In the past, the government had stopped asbestos from being listed as a hazardous substance under the Rotterdam Convention, the global standards for the trade of hazardous substances, arguing that there are safe ways to produce chrysotile. Currently, five other forms of asbestos are listed as hazardous under the Rotterdam Convention, and because every member’s consent is needed, chrysotile is not one of them.


The move was lauded by the Canadian Medical Association (CMA), whose president added that, despite being a major economic driver, naming asbestos a hazard would improve the health and safety of its miners by leaps and bounds.

“The workers, with exposure over time, were quite likely to develop work-related illness. So in terms of the health hazards, exposure to asbestos is the number one cause of workplace-related deaths for Quebec workers, and it amounted to 60 per cent of fatalities,” explained CMA president Dr. Anna Reid.

Reid cited asbestosis (the scarring of lung tissue, making it hard to breathe), mesothelioma (a cancer in the lining of lungs and abdominal cavity) and lung cancer as among the most deadly ailments facing miners of chrysotile asbestos.

Of particular concern is the effect on jobs and economic stability in Quebec’s asbestos mining belt, which produces all of Canada’s asbestos exports.
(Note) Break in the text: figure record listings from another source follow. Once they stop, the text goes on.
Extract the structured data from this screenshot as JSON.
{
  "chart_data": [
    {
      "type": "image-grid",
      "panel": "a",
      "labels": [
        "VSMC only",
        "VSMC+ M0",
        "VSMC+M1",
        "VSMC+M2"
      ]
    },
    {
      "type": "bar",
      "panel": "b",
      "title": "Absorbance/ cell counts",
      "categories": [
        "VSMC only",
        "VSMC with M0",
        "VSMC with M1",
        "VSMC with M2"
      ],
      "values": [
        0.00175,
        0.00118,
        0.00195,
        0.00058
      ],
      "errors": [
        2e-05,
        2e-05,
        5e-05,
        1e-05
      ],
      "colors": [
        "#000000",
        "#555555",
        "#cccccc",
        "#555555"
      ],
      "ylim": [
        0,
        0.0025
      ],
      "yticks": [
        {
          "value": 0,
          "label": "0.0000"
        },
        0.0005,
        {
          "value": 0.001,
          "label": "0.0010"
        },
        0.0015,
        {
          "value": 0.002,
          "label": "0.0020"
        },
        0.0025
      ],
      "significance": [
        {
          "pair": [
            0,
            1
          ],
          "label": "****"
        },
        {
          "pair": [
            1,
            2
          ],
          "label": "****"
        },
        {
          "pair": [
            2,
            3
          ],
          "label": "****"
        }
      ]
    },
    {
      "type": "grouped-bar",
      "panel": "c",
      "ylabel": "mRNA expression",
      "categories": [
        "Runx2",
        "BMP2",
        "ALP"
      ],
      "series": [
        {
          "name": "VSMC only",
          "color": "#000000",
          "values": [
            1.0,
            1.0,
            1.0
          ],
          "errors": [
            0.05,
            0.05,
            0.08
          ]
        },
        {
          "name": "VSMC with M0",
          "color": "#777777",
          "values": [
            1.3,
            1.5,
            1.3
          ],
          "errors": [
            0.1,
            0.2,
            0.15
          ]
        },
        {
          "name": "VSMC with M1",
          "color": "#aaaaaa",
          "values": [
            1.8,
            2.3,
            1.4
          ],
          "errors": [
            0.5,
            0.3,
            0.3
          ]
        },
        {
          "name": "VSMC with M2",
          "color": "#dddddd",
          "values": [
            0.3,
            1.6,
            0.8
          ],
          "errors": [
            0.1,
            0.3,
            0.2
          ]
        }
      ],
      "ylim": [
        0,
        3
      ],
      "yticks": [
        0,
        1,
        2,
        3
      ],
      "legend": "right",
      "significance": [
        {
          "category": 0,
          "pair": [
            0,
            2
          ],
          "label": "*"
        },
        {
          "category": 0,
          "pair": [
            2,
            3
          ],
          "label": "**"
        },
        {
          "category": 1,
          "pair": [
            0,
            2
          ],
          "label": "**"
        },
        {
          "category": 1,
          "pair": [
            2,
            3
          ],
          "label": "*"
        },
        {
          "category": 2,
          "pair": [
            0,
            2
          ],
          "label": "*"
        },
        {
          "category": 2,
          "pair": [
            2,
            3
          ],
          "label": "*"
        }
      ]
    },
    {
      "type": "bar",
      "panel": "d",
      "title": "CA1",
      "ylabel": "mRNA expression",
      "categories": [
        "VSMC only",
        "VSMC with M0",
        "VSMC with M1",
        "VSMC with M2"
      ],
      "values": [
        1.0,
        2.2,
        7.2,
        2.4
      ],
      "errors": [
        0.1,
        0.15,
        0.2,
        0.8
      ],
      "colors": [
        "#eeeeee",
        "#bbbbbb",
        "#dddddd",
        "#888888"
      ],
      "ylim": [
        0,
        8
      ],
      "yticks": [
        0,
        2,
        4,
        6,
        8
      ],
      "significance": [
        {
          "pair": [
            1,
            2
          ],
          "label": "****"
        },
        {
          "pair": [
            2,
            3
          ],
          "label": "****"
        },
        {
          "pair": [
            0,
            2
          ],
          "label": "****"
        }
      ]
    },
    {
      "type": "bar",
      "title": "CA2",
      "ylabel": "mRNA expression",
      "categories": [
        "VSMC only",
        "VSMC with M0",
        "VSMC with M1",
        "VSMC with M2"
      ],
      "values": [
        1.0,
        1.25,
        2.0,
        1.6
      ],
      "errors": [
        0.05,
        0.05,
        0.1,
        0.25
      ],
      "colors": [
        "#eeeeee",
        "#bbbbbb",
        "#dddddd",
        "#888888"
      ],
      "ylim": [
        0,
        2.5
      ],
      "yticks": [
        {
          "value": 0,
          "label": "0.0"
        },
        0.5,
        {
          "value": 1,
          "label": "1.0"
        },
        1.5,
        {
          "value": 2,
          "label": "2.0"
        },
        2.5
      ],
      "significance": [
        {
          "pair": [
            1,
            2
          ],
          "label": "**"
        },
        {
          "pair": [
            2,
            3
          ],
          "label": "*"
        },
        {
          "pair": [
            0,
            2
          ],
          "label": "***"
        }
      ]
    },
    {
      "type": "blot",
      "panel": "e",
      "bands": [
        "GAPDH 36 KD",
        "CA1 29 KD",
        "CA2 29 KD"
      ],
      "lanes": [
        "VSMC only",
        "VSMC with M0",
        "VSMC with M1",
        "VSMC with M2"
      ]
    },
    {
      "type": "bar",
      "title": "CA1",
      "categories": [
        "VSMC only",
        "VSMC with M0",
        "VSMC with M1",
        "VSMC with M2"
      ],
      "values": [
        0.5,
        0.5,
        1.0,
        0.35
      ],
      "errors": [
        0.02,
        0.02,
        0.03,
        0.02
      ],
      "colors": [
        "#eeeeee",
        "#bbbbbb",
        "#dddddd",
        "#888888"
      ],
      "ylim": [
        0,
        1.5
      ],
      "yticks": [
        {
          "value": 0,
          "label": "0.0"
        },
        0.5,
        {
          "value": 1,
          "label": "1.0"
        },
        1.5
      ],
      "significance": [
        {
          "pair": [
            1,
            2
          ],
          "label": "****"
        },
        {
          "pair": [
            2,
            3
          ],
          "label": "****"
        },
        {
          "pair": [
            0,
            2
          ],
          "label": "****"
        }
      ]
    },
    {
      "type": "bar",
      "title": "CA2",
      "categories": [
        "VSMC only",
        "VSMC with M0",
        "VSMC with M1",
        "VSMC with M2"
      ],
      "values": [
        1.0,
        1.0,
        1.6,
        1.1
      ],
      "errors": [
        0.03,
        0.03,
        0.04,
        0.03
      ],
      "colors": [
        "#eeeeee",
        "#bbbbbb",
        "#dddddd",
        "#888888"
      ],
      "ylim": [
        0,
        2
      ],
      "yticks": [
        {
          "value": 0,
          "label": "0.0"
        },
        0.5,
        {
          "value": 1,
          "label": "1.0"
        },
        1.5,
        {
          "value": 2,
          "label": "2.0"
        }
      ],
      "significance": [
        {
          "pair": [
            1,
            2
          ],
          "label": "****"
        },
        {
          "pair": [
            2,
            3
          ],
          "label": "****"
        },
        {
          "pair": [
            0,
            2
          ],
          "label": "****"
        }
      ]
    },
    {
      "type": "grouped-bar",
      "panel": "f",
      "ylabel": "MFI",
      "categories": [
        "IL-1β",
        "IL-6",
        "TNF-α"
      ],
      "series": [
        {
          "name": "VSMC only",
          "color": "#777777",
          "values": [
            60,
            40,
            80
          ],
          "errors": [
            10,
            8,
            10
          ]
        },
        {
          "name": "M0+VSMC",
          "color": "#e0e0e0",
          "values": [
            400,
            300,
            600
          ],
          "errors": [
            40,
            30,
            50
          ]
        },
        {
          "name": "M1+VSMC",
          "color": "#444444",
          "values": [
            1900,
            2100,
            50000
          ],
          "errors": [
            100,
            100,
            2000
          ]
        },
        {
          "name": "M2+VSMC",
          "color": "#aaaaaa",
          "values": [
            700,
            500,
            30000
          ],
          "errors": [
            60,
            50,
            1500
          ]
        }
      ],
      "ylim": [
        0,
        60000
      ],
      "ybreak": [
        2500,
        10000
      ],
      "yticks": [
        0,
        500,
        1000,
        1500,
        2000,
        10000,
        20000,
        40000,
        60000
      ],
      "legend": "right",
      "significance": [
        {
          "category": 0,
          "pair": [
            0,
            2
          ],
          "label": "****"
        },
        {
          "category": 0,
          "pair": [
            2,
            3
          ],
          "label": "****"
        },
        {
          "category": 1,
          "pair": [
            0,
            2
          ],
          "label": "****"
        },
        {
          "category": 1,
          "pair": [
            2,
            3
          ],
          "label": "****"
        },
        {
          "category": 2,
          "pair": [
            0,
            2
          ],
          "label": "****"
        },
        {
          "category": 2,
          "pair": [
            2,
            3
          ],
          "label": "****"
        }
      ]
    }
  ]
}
But advances in mining technology have rendered most safety hazards obsolete, said Guy Versailles, a spokesman for the Jeffrey Mine in Quebec.

“All of the mines that I know of — I’m not talking about clandestine mines in the mountains of India or that sort of operation — in all major modern industrial operations, that includes mines, mills and plants that incorporate chrysotile in any products — the conditions are safe, the levels of exposure are way down,” Versailles said. “The workers in those plants are monitored for their health; levels of dust exposure are taken regularly. This is quite simply not an issue anymore and it has not been for at least a quarter of a century.”

Versailles added that the Jeffrey asbestos mine has two full-time hygienists on site and that the average level of chrysotile in the air is well below the provincial standard of one fibre per cubic centimetre.

Further complicating the matter are the contracts with previous Quebec regimes that Versailles said must be honoured to keep the asbestos mine running.

“I don’t want to sound disrespectful towards the new Quebec government when I say this, but I mean basically we do have an agreement with the government of Quebec, which goes way back to April of 2011,” Versailles contended. “There is a strong market out there, two-thirds of humanity believe this product can be used safely, and we are working towards reopening the mine and resuming exports.”

Amidst backlash from the mining companies in Quebec’s asbestos region, Fortier added that the government will invest up to $50 million to diversify the industry.

Quebec’s reigning Parti Quebecois government, elected in early September, could not be reached for comment as of press time.